Older adults and others with cognitive impairments may still be able to respond to questions about their discomfort even with limited use of language skills. Ask yes-or-no questions, and ask the patient to point to what hurts.

When patients can not communicate about their symptoms, the healthcare practitioner has to find other ways to assess signs and symptoms of distress. You will have to depend on your other senses, your knowledge of how the person usually acts, and the insights of family and staff to determine whether a noncommunicative person is in distress.

Observe the patient for signs of rapid or distressed breathing, curled up body positioning, repetitive movements, or resistance to being moved or helped. The face may reveal grimacing, teeth clenching, tears, or eyes opened widely, all signals that the person is in distress.

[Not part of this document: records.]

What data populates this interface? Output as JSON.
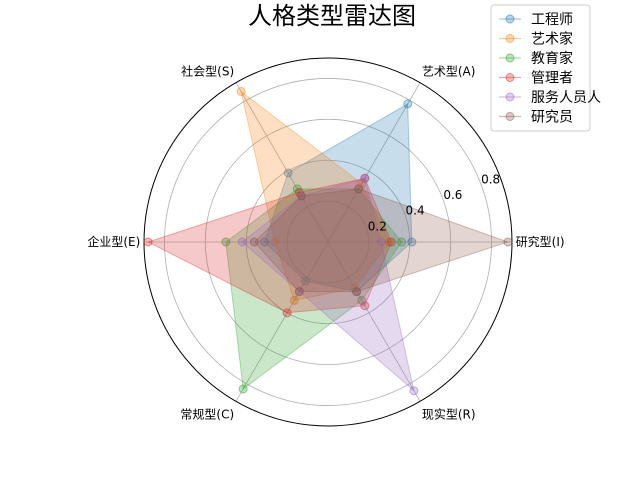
{
  "chart_data": {
    "type": "radar",
    "title": "人格类型雷达图",
    "axes": [
      "研究型(I)",
      "艺术型(A)",
      "社会型(S)",
      "企业型(E)",
      "常规型(C)",
      "现实型(R)"
    ],
    "rticks": [
      0.2,
      0.4,
      0.6,
      0.8
    ],
    "rlim": [
      0,
      0.9
    ],
    "grid": true,
    "legend_position": "top-right",
    "series": [
      {
        "name": "工程师",
        "color": "#1f77b4",
        "values": [
          0.41,
          0.78,
          0.39,
          0.31,
          0.22,
          0.28
        ]
      },
      {
        "name": "艺术家",
        "color": "#ff7f0e",
        "values": [
          0.3,
          0.33,
          0.85,
          0.26,
          0.33,
          0.26
        ]
      },
      {
        "name": "教育家",
        "color": "#2ca02c",
        "values": [
          0.36,
          0.3,
          0.3,
          0.5,
          0.83,
          0.33
        ]
      },
      {
        "name": "管理者",
        "color": "#d62728",
        "values": [
          0.31,
          0.36,
          0.28,
          0.88,
          0.4,
          0.36
        ]
      },
      {
        "name": "服务人员人",
        "color": "#9467bd",
        "values": [
          0.26,
          0.36,
          0.26,
          0.42,
          0.28,
          0.84
        ]
      },
      {
        "name": "研究员",
        "color": "#8c564b",
        "values": [
          0.88,
          0.3,
          0.26,
          0.36,
          0.28,
          0.28
        ]
      }
    ]
  }
}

Behaviors may change when the person is uncomfortable; the person may become loud, call out, be verbally or physically abusive, or be resistant to caregiving. Assess whether this has happened before and what might trigger this behavior (the need to urinate or move the bowels; being too cold or too hot; hunger; loneliness; fear of caregiving procedures; experiencing harmful stimuli from the environment). If the cause of the behavior is not identified, try pain-relief measures, and then observe to see whether the person acts and appears better after the treatment.

Some measurement tools allow aides to rate pain for people with dementia, including the PAIN AD Scale (see the resources listed at the end of this chapter).